刚走没两步,一群被任老爷雇佣的力工过来问道:“九叔,都已经拜祭过了,可以动土吗?”
“可以!”九叔背着双手点点头说了一句。
“好。”来人应了一声,随后转过头对着站在墓旁的一群人喊道:“动土!”
九叔一行人看着请来的工人把墓前的东西哪开,一脚将墓碑踹倒。
突兀的,常威队长跑过来强硬的将秋生挤开,站在任婷婷身边。
秋生顺势挪开,走到九叔身边问道:“师傅,到底什么是法葬?”
作为茅山护犊子之一的九叔,自然见不得外人欺负自己徒弟,“所谓法葬,就是竖着葬,任老爷,不知道我说的对不对?”说着,将常威队长挤开,看着任老爷问道。
对于任老爷来说,常威队长不过是个小角色,随时都能替换掉,自然不会因为这而得罪九叔。任老爷对于九叔的小动作装作没看见一样,点头说道:“对!那个看风水的说过,先人竖着葬,后人一定棒!”
“那灵不灵呢?”九叔立即反问道。
“额~~”任老爷低头沉吟了一声,转身向着远处走了走无奈的说道说道:“这二十年来我们任家的生意是越来越差,我不知道为什么!”
“我看那个风水先生跟你们任家有仇啊!”
九叔感叹的看着任老爷说道。
“有仇?”
九叔点点头问道:“老太爷生前是不是跟他有什么过节?”
任老爷闻言道:“这块穴本来是风水先生的,先父知道后就用钱把它买下来了!”
“只利诱,没有威逼?”九叔意味深长的看着任老爷问道。
见任老爷尴尬的笑了笑没有说话,九叔没好气的说道:“我看一定是威逼,要不然他绝不会害你们,还叫你把洋灰盖在整个蜻蜓点**上。”
“那应该怎么样呢?”任老爷问道。
“应该雪花盖顶,这才叫蜻蜓点水。”九叔语气复杂的说道:“棺材头碰不到水,怎么叫蜻蜓点水呢?”
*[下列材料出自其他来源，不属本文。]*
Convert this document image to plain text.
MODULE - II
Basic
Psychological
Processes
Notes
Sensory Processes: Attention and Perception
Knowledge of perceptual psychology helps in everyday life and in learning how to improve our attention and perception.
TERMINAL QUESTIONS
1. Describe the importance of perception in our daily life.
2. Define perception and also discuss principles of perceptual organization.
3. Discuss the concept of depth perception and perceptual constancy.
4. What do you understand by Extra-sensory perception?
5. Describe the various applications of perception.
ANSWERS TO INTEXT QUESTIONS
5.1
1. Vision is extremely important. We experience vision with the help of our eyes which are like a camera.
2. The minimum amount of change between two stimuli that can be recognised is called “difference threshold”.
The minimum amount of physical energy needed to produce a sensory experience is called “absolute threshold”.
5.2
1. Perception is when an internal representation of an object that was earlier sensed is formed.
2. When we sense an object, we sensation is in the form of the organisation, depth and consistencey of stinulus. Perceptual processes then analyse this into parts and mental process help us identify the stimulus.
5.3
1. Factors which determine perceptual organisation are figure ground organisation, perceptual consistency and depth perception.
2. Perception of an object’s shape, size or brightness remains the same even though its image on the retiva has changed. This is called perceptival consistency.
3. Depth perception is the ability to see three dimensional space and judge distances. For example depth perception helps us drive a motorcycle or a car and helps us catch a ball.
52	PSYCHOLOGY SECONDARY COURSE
说着,九叔看向任老爷说道:“他还算有良心,叫你二十年后起棺迁葬,害你半辈子不害你一辈子,害你一代不害你十八代!”
…………
“喂,你叫什么名字?”另一边,任婷婷无聊之下到处走走,正好看见苏白站在那里眺望,不由走过去开口道。
“管你什么事?”
听到声音,苏白不用看也知道是任婷婷,因为今天这里除了任婷婷就再没有别的女的了,于是头也不回的顶了一句。
“你这人怎么这样?”任婷婷见苏白态度冷淡,委屈的叫道:“我又没有得罪你,还是第一次见你,你为什么老是凶我!”
“嫌我凶你,你可以离我远点!”苏白头也不回的回应道。
“你!”
“看见了!”
任婷婷刚想说些什么,被远处突然传来的大喊打断,不由的跺了跺脚,噘着嘴狠狠地剜了苏白一眼,转身跑了回去。